The child in the reporting case is at the age of 32 months. The mean age of erythema nodosum in childhood is reported as approximately 8 - 10 years [10]. Although erythema nodosum can occur at any age, it is unusual before the age of two years. The disease began abruptly with erythema, swelling, and tenderness over the ankles and inability to walk. It is estimated than in more than 50% of cases arthralgia and joint involvement begins during the eruptive phase or precedes the eruption by 2 - 4 weeks. The joint involvement resolved within 2 - 3 days, and soon after the eruptive phase of erythema nodosum began with red tender subcutaneous nodules over the extensor surface of both tibias, varying from 2 - 3 cm, poorly defined. During the second week lesions became red to bluish, tense, hard, and painful, fluctuant as in an abscess, but did not suppurate or ulcerate (Figure 1). As the diagnosis is based on clinical findings, it was obvious that the child was developing erythema nodosum. After making the diagnosis workup was directed towards finding the etiologic agent.

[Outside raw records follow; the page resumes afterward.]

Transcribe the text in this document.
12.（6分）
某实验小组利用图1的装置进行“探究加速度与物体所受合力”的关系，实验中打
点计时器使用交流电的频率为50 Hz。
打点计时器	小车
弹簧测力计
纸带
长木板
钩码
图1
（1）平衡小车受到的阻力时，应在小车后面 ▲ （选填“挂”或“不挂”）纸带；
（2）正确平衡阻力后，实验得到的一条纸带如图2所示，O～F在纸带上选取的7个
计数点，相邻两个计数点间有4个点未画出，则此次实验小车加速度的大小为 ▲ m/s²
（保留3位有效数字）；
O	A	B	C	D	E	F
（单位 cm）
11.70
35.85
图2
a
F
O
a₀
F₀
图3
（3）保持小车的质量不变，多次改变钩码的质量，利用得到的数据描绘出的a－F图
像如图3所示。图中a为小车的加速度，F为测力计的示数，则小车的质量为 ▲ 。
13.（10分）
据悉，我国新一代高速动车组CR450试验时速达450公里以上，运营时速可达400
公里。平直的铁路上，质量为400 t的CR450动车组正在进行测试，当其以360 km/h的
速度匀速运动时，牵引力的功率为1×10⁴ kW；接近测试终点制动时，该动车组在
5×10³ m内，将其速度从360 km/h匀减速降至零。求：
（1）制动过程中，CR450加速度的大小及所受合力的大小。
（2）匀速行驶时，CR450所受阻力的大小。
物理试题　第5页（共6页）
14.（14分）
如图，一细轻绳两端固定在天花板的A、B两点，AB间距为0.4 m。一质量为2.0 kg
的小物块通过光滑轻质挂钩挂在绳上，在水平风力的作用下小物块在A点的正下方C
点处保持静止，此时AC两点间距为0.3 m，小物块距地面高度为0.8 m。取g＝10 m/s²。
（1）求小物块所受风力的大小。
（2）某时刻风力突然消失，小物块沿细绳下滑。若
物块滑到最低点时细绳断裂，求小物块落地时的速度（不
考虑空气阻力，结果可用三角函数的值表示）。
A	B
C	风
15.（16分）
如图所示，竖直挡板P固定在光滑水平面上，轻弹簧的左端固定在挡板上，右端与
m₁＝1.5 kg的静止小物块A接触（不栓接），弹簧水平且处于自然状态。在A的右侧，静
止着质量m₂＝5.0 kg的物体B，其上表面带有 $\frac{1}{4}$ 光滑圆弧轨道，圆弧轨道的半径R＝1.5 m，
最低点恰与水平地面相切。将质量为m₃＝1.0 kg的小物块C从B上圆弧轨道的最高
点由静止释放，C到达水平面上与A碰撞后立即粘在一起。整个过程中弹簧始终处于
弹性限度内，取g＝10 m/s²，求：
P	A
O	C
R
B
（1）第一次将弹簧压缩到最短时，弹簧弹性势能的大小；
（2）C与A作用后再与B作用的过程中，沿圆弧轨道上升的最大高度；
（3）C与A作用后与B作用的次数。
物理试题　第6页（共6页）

Erythema nodosum usually is idiopathic, but beta-hemolytic streptococcal infections are the most common identifiable cause accounting for approximately 45% of cases in children [10] [14]. So it was reasonable to perform throat culture and antistreptolysin titer as part of the initial workup to exclude group A beta-hemolytic streptococcal infection. The absence of gastrointestinal complaints and a negative result in stool examination excluded infection by Yersinia, Salmonella, and Campylobacter organisms. Normal chest radiography, the absence of adenopathy and a negative MANTHOUX test excluded a tubercular infection. The absence of atypical cells on peripheral blood smear did not point towards malignancies. In the recent medical story there was not reported the use of any antibiotics but a recent febrile illness almost three weeks ago associated with cervical lymphadenopathy was of great concern. It seemed as the child had suffered infectious mononucleosis recently. Serology panel of EBV confirmed recent infection with both IgM and IgG VCA-EBV elevated titers. Other rare causes of erythema nodosum as mycoplasma, cytomegalovirus and human immunodeficiency virus were excluded by serology.

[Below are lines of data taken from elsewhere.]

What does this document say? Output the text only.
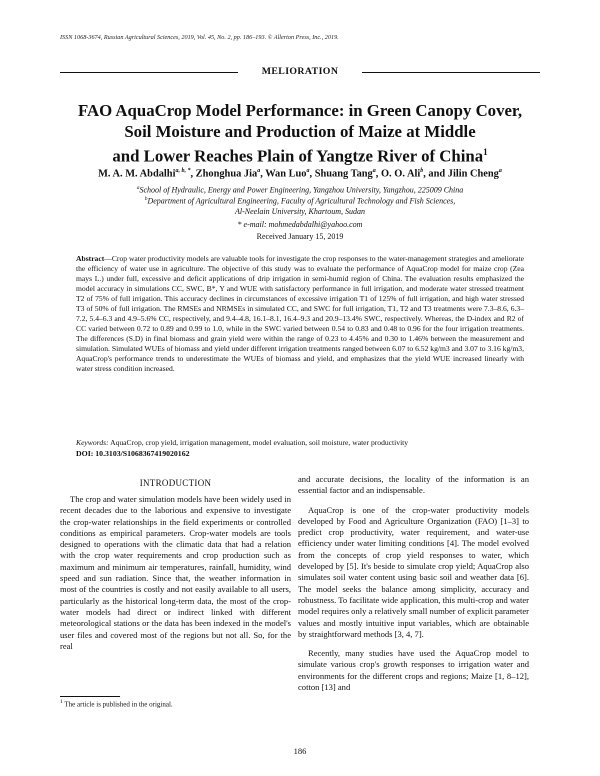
ISSN 1068-3674, Russian Agricultural Sciences, 2019, Vol. 45, No. 2, pp. 186–193. © Allerton Press, Inc., 2019.
MELIORATION
FAO AquaCrop Model Performance: in Green Canopy Cover,
Soil Moisture and Production of Maize at Middle
and Lower Reaches Plain of Yangtze River of China$^1$
M. A. M. Abdalhi$^{a, b, *}$, Zhonghua Jia$^a$, Wan Luo$^a$, Shuang Tang$^a$, O. O. Ali$^b$, and Jilin Cheng$^a$
$^a$School of Hydraulic, Energy and Power Engineering, Yangzhou University, Yangzhou, 225009 China
$^b$Department of Agricultural Engineering, Faculty of Agricultural Technology and Fish Sciences,
Al-Neelain University, Khartoum, Sudan
* e-mail: mohmedabdalhi@yahoo.com
Received January 15, 2019

Abstract—Crop water productivity models are valuable tools for investigate the crop responses to the water-management strategies and ameliorate the efficiency of water use in agriculture. The objective of this study was to evaluate the performance of AquaCrop model for maize crop (Zea mays L.) under full, excessive and deficit applications of drip irrigation in semi-humid region of China. The evaluation results emphasized the model accuracy in simulations CC, SWC, B*, Y and WUE with satisfactory performance in full irrigation, and moderate water stressed treatment T2 of 75% of full irrigation. This accuracy declines in circumstances of excessive irrigation T1 of 125% of full irrigation, and high water stressed T3 of 50% of full irrigation. The RMSEs and NRMSEs in simulated CC, and SWC for full irrigation, T1, T2 and T3 treatments were 7.3–8.6, 6.3–7.2, 5.4–6.3 and 4.9–5.6% CC, respectively, and 9.4–4.8, 16.1–8.1, 16.4–9.3 and 20.9–13.4% SWC, respectively. Whereas, the D-index and R2 of CC varied between 0.72 to 0.89 and 0.99 to 1.0, while in the SWC varied between 0.54 to 0.83 and 0.48 to 0.96 for the four irrigation treatments. The differences (S.D) in final biomass and grain yield were within the range of 0.23 to 4.45% and 0.30 to 1.46% between the measurement and simulation. Simulated WUEs of biomass and yield under different irrigation treatments ranged between 6.07 to 6.52 kg/m3 and 3.07 to 3.16 kg/m3, AquaCrop's performance trends to underestimate the WUEs of biomass and yield, and emphasizes that the yield WUE increased linearly with water stress condition increased.

Keywords: AquaCrop, crop yield, irrigation management, model evaluation, soil moisture, water productivity

DOI: 10.3103/S1068367419020162

INTRODUCTION

The crop and water simulation models have been widely used in recent decades due to the laborious and expensive to investigate the crop-water relationships in the field experiments or controlled conditions as empirical parameters. Crop-water models are tools designed to operations with the climatic data that had a relation with the crop water requirements and crop production such as maximum and minimum air temperatures, rainfall, humidity, wind speed and sun radiation. Since that, the weather information in most of the countries is costly and not easily available to all users, particularly as the historical long-term data, the most of the crop-water models had direct or indirect linked with different meteorological stations or the data has been indexed in the model's user files and covered most of the regions but not all. So, for the real

and accurate decisions, the locality of the information is an essential factor and an indispensable.

AquaCrop is one of the crop-water productivity models developed by Food and Agriculture Organization (FAO) [1–3] to predict crop productivity, water requirement, and water-use efficiency under water limiting conditions [4]. The model evolved from the concepts of crop yield responses to water, which developed by [5]. It's beside to simulate crop yield; AquaCrop also simulates soil water content using basic soil and weather data [6]. The model seeks the balance among simplicity, accuracy and robustness. To facilitate wide application, this multi-crop and water model requires only a relatively small number of explicit parameter values and mostly intuitive input variables, which are obtainable by straightforward methods [3, 4, 7].

Recently, many studies have used the AquaCrop model to simulate various crop's growth responses to irrigation water and environments for the different crops and regions; Maize [1, 8–12], cotton [13] and

$^1$ The article is published in the original.
186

Since EBV was discover in 1964 and its link with infectious mononucleosis was established a few years later, it was also linked to many lymphoproliferative disorders and autoimmune diseases in the following years. A potent innate and adaptive immune response occurs during primary EBV infection which controls infection,but does not eliminate it. So the virus persists for the lifetime of the infected individual provided by a careful balance between the virus and the immune system. Sometimes this equilibrium is lost paving the way to autoimmune disorders. The skin is one of the organs affected by the immune dysregulation induced by EBV, with the most common entities being: EBV rash after antibiotic use, erythema multiforme and erythema nodosum.

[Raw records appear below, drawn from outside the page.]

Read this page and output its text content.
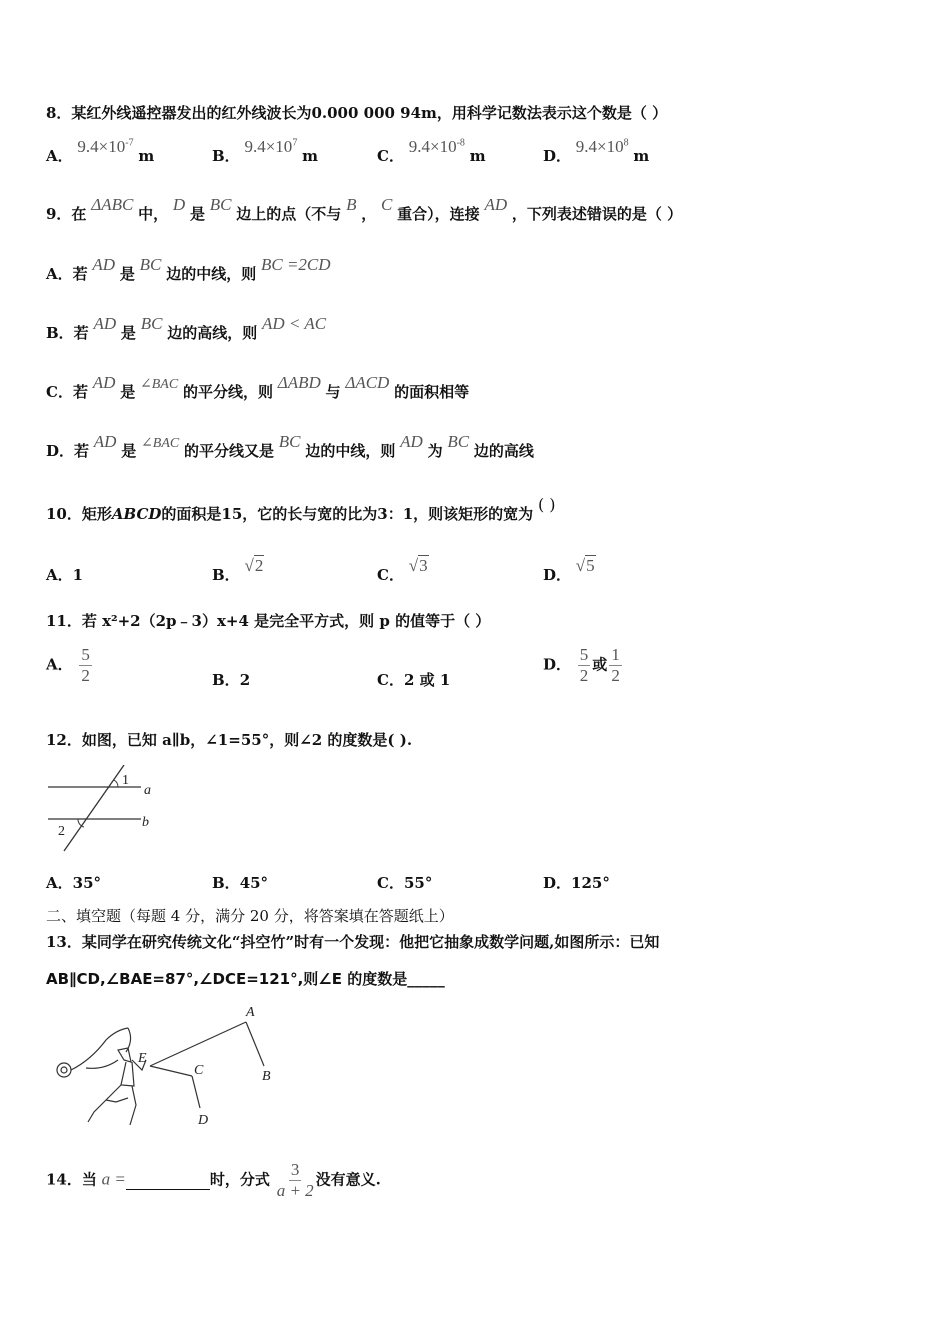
8．某红外线遥控器发出的红外线波长为0.000 000 94m，用科学记数法表示这个数是（ ）
A． $9.4\times 10^{-7}$ m	B． $9.4\times 10^7$ m	C． $9.4\times 10^{-8}$ m	D． $9.4\times 10^8$ m
9．在 ΔABC 中， D 是 BC 边上的点（不与 B ， C 重合），连接 AD ，下列表述错误的是（ ）
A．若 AD 是 BC 边的中线，则 BC =2CD
B．若 AD 是 BC 边的高线，则 AD < AC
C．若 AD 是 ∠BAC 的平分线，则 ΔABD 与 ΔACD 的面积相等
D．若 AD 是 ∠BAC 的平分线又是 BC 边的中线，则 AD 为 BC 边的高线
10．矩形ABCD的面积是15，它的长与宽的比为3：1，则该矩形的宽为 ( )
A．1	B． √2	C． √3	D． √5
11．若 x²+2（2p﹣3）x+4 是完全平方式，则 p 的值等于（ ）
A． $\frac{5}{2}$	B．2	C．2 或 1
D． $\frac{5}{2}$ 或 $\frac{1}{2}$
12．如图，已知 a∥b，∠1=55°，则∠2 的度数是( ).
1
2
a
b
A．35°	B．45°	C．55°	D．125°
二、填空题（每题 4 分，满分 20 分，将答案填在答题纸上）
13．某同学在研究传统文化“抖空竹”时有一个发现：他把它抽象成数学问题,如图所示：已知
AB∥CD,∠BAE=87°,∠DCE=121°,则∠E 的度数是_____
A
B
C
D
E
14．当 a =	时，分式 $\frac{3}{a + 2}$ 没有意义.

EBV infection is ranked as a rare cause of erythema nodosum (less than 1%), however there are studies that have found EBV to be a more common cause of erythema nodosum specially in children. Garty in 2000 found EBV infections the second most common cause of erythema nodosum in children in Israel (17% of cases) after only streptococcal infection (25% of cases) [16]. The course of the disease is estimated to be benign and self-limited. The lesions in the presenting child resolved without sequel in three weeks.

5. Conclusion

Erithema nodosum is the most frequent type of panniculitis of autoimmune origin. It is a self limited disease, and most of infectious origin in children. Although uncommon, EBV infection is a potential cause of pediatric erythema nodosum.

Acknowledgements

We thank the medical staff of the General Pediatric Ward for the constant and precious support.

Consent

Consent of the parents is taken providing anonymity.

Conflicts of Interest

The authors declare no conflicts of interest regarding the publication of this paper.